This past summer, professors from all disciplines at the University of Maryland, Baltimore County encouraged their students conducting research on campus to submit to UMBC’s go-to print journal for undergraduate research, the UMBC Review.
The UMBC Review, currently working on its 21st edition, is “a peer-reviewed publication, completely directed by UMBC undergraduate students,” according to the UMBC website.
“[It] gives students the opportunity to publish their research,” said Dr. April Householder, Director of Undergraduate Research and Prestigious Scholarships. “Every aspect from learning how to do research and finding those opportunities at the beginning of the process, through presenting, through funding, and the culmination of all of that is that they’re ready to publish something in a journal like this.”
Householder believes that writing for the Review can be helpful in several ways. It gives students a resume boost, and even if their work does not make it into the Review, they can get feedback on their writing. “That is something that they might not normally get in a classroom setting,” she said.
Householder described the rigorous process of writing for the Review in different steps, starting with “the student [editors] reviewing and giving writing feedback if they think it would be a good fit for the journal.”

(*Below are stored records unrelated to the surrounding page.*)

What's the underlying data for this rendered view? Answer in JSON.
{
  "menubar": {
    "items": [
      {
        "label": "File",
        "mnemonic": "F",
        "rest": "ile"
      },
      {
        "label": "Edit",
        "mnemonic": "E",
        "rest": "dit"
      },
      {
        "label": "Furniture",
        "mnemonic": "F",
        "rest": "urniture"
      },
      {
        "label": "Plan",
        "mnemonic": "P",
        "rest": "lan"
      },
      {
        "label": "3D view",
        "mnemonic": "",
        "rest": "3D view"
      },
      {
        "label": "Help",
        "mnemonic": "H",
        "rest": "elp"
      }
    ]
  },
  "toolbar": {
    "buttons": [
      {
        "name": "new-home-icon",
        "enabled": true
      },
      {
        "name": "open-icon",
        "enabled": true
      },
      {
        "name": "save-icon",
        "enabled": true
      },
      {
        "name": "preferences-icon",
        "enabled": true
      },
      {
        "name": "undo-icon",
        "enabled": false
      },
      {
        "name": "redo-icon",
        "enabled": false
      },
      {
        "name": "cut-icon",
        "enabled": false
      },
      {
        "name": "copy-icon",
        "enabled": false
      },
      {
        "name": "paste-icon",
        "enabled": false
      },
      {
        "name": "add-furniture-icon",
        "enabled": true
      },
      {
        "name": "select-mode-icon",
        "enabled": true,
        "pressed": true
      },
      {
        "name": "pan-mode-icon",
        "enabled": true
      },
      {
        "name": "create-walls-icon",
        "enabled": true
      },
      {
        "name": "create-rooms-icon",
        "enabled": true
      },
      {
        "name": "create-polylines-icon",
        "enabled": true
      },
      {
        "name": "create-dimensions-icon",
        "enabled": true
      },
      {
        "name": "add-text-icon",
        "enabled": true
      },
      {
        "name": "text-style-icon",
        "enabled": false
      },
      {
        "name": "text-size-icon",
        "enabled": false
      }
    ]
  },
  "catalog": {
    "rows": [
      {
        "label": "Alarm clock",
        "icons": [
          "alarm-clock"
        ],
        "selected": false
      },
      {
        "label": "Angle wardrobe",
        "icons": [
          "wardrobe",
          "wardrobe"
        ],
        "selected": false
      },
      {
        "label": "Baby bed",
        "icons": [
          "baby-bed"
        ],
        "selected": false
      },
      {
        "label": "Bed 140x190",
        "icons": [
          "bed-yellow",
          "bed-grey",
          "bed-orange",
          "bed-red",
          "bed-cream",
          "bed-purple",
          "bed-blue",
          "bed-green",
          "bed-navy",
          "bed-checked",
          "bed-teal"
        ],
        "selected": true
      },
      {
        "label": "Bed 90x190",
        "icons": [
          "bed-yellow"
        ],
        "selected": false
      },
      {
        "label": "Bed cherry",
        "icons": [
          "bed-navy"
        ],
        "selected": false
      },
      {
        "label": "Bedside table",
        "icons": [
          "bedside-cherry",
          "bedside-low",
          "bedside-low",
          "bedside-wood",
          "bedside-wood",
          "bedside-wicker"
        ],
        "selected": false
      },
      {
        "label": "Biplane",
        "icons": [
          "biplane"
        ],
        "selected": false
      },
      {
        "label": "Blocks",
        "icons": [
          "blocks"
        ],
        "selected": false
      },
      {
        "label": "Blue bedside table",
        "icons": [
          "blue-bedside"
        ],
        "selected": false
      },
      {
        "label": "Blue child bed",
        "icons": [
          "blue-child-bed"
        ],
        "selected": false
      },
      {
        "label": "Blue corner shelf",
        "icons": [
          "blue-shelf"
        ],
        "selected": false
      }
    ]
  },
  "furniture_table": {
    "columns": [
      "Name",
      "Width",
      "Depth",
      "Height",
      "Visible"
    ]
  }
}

“The next step is the [editors] are responsible for finding off-campus reviewers,” she said. “The student editor may find a professor at another university and get the off-campus reviewer to review [the paper]. In that way, the reviewer has no connection to UMBC so they’ll look at it based on the merits of the writing, and that’s why we call the process rigorous.”
The new science, technology, engineering, and math (STEM) editor for the Review, senior biology major Kristina Atanasoff, is excited for the new edition. Other sections include arts and culture and humanities. “We work with all kinds of students with different majors. I’ve read chemistry papers, mechanical engineering papers and statistics and economics papers,” Atanasoff said. “There are all kinds of subjects.”
Atanasoff thinks that the UMBC Review is important because there are very few other universities that have similar publications.“There are some [papers] that I think are really cool and exciting. The excitement is kind of amplified by the fact that it’s undergrads like me at UMBC doing this,” she said.
“I think the Review and being published is a really cool and unique thing about UMBC,” she said. “I really like the emphasis our university places on undergrad research and encouraging that.”